Sarah nodded. “Givner hanged himself in his cell while on remand.”

“Yes. It was a terrible thing for my mother. The loss of Desmond, the trial. Everyone knew, of course. The neighbors knew.”

“If Desmond had been a respectable heterosexual with a wife and children, she'd have gotten sympathy, but because he was gay and things had come out about his way of life, it was quite different?”

“That's right. By that time, James and Jackie had two children and had moved into a house a couple of streets away. Mary was serving her novitiate. Margaret and I were both teaching nearby and both living at home. But it
was John my mother wanted. I've told you how we tried to find him. We advertised for him, but we didn't get any response. And Mother said we never would; she knew she'd never see him again.”

“And eventually you came down here?”

“I didn't think I'd actually get the job.
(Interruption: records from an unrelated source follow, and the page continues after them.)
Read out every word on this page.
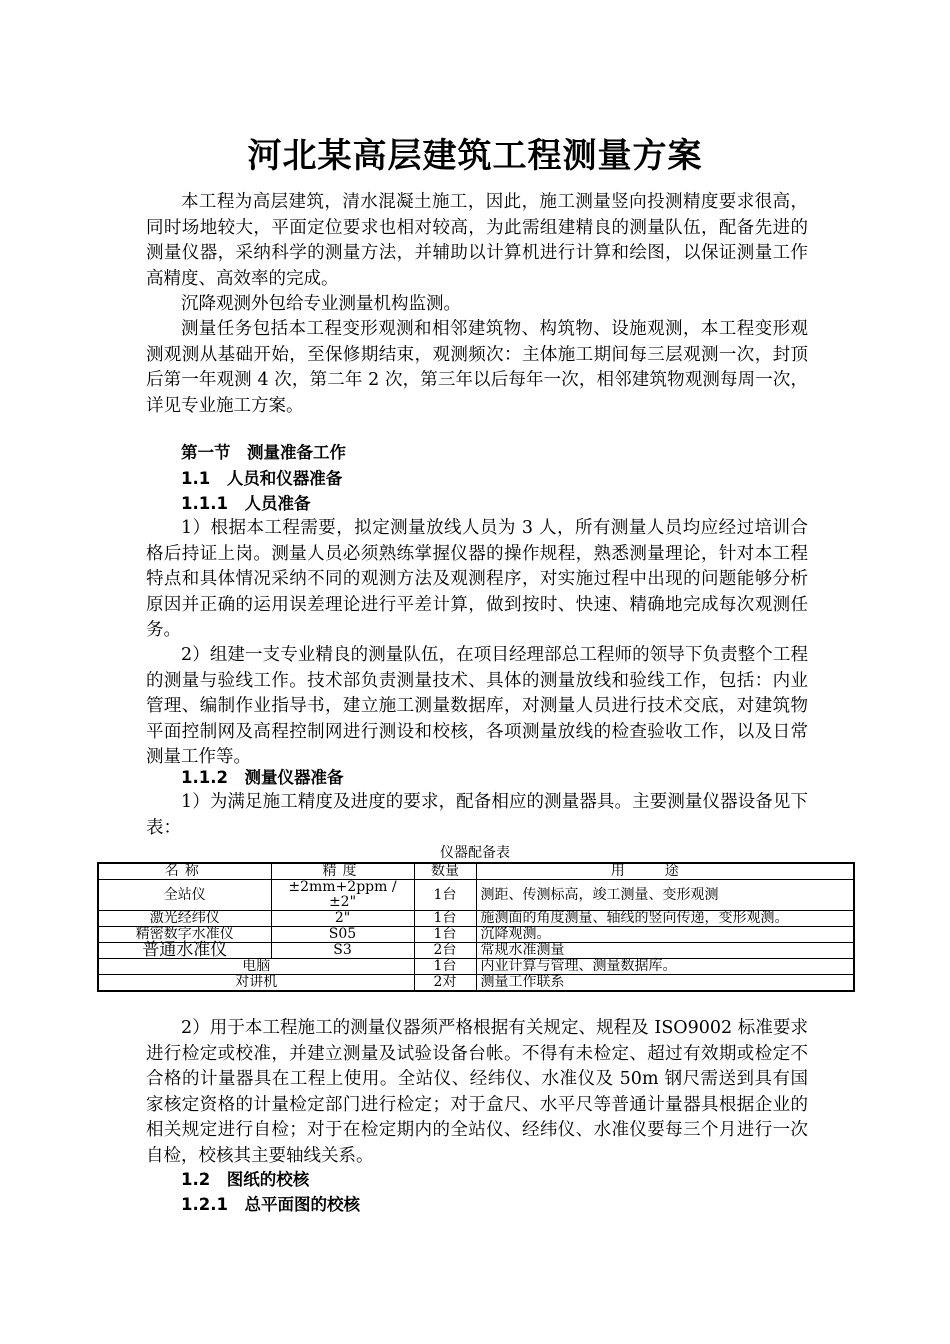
河北某高层建筑工程测量方案

本工程为高层建筑，清水混凝土施工，因此，施工测量竖向投测精度要求很高，同时场地较大，平面定位要求也相对较高，为此需组建精良的测量队伍，配备先进的测量仪器，采纳科学的测量方法，并辅助以计算机进行计算和绘图，以保证测量工作高精度、高效率的完成。

沉降观测外包给专业测量机构监测。

测量任务包括本工程变形观测和相邻建筑物、构筑物、设施观测，本工程变形观测观测从基础开始，至保修期结束，观测频次：主体施工期间每三层观测一次，封顶后第一年观测 4 次，第二年 2 次，第三年以后每年一次，相邻建筑物观测每周一次，详见专业施工方案。

第一节　测量准备工作

1.1　人员和仪器准备

1.1.1　人员准备

1）根据本工程需要，拟定测量放线人员为 3 人，所有测量人员均应经过培训合格后持证上岗。测量人员必须熟练掌握仪器的操作规程，熟悉测量理论，针对本工程特点和具体情况采纳不同的观测方法及观测程序，对实施过程中出现的问题能够分析原因并正确的运用误差理论进行平差计算，做到按时、快速、精确地完成每次观测任务。

2）组建一支专业精良的测量队伍，在项目经理部总工程师的领导下负责整个工程的测量与验线工作。技术部负责测量技术、具体的测量放线和验线工作，包括：内业管理、编制作业指导书，建立施工测量数据库，对测量人员进行技术交底，对建筑物平面控制网及高程控制网进行测设和校核，各项测量放线的检查验收工作，以及日常测量工作等。

1.1.2　测量仪器准备

1）为满足施工精度及进度的要求，配备相应的测量器具。主要测量仪器设备见下表：

仪器配备表
名称	精度	数量	用途
全站仪	±2mm+2ppm / ±2"	1台	测距、传测标高，竣工测量、变形观测
激光经纬仪	2"	1台	施测面的角度测量、轴线的竖向传递，变形观测。
精密数字水准仪	S05	1台	沉降观测。
普通水准仪	S3	2台	常规水准测量
电脑		1台	内业计算与管理、测量数据库。
对讲机		2对	测量工作联系

2）用于本工程施工的测量仪器须严格根据有关规定、规程及 ISO9002 标准要求进行检定或校准，并建立测量及试验设备台帐。不得有未检定、超过有效期或检定不合格的计量器具在工程上使用。全站仪、经纬仪、水准仪及 50m 钢尺需送到具有国家核定资格的计量检定部门进行检定；对于盒尺、水平尺等普通计量器具根据企业的相关规定进行自检；对于在检定期内的全站仪、经纬仪、水准仪要每三个月进行一次自检，校核其主要轴线关系。

1.2　图纸的校核

1.2.1　总平面图的校核
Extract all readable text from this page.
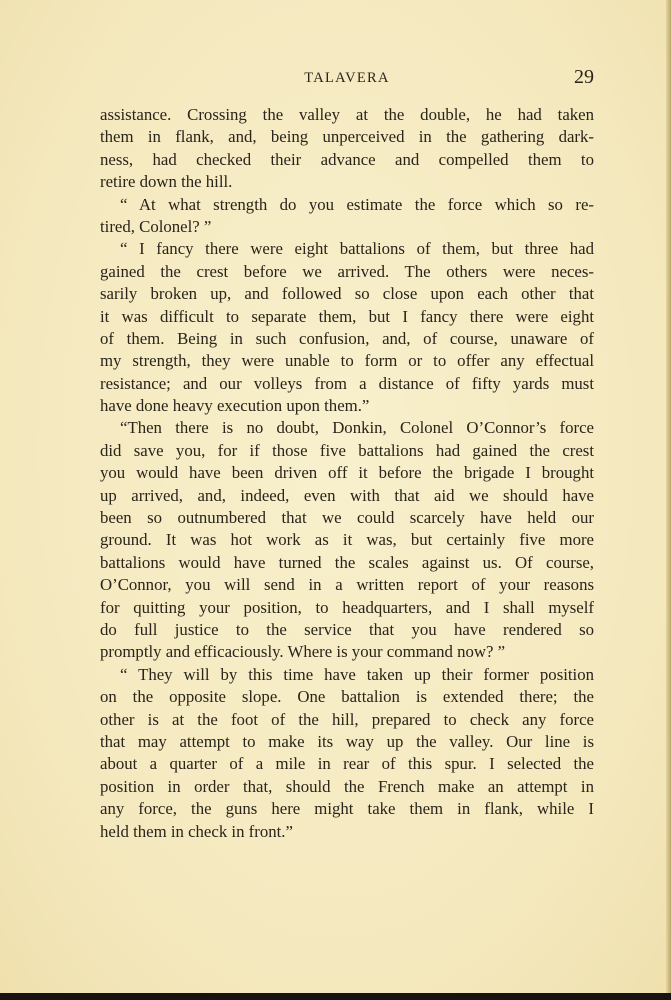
TALAVERA	29
assistance. Crossing the valley at the double, he had taken
them in flank, and, being unperceived in the gathering dark-
ness, had checked their advance and compelled them to
retire down the hill.
“ At what strength do you estimate the force which so re-
tired, Colonel? ”
“ I fancy there were eight battalions of them, but three had
gained the crest before we arrived. The others were neces-
sarily broken up, and followed so close upon each other that
it was difficult to separate them, but I fancy there were eight
of them. Being in such confusion, and, of course, unaware of
my strength, they were unable to form or to offer any effectual
resistance; and our volleys from a distance of fifty yards must
have done heavy execution upon them.”
“Then there is no doubt, Donkin, Colonel O’Connor’s force
did save you, for if those five battalions had gained the crest
you would have been driven off it before the brigade I brought
up arrived, and, indeed, even with that aid we should have
been so outnumbered that we could scarcely have held our
ground. It was hot work as it was, but certainly five more
battalions would have turned the scales against us. Of course,
O’Connor, you will send in a written report of your reasons
for quitting your position, to headquarters, and I shall myself
do full justice to the service that you have rendered so
promptly and efficaciously. Where is your command now? ”
“ They will by this time have taken up their former position
on the opposite slope. One battalion is extended there; the
other is at the foot of the hill, prepared to check any force
that may attempt to make its way up the valley. Our line is
about a quarter of a mile in rear of this spur. I selected the
position in order that, should the French make an attempt in
any force, the guns here might take them in flank, while I
held them in check in front.”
It was a good school, a better school than I could have hoped for in London. And I loved the place, not so much Plymouth as the countryside around it. So I left and Margaret stayed. She stayed because someone had to. She was a prime example of the single woman who sacrifices herself for a parent.”


The Mezzanine Smile
,” said Sarah.

“Well, yes, maybe. Yet Mother didn't want it; she didn't expect it. Margaret was engaged, and she kept the man she was engaged to waiting for seven years. Then Mother insisted, said to go and get married, to leave her, and in the end, Margaret did.”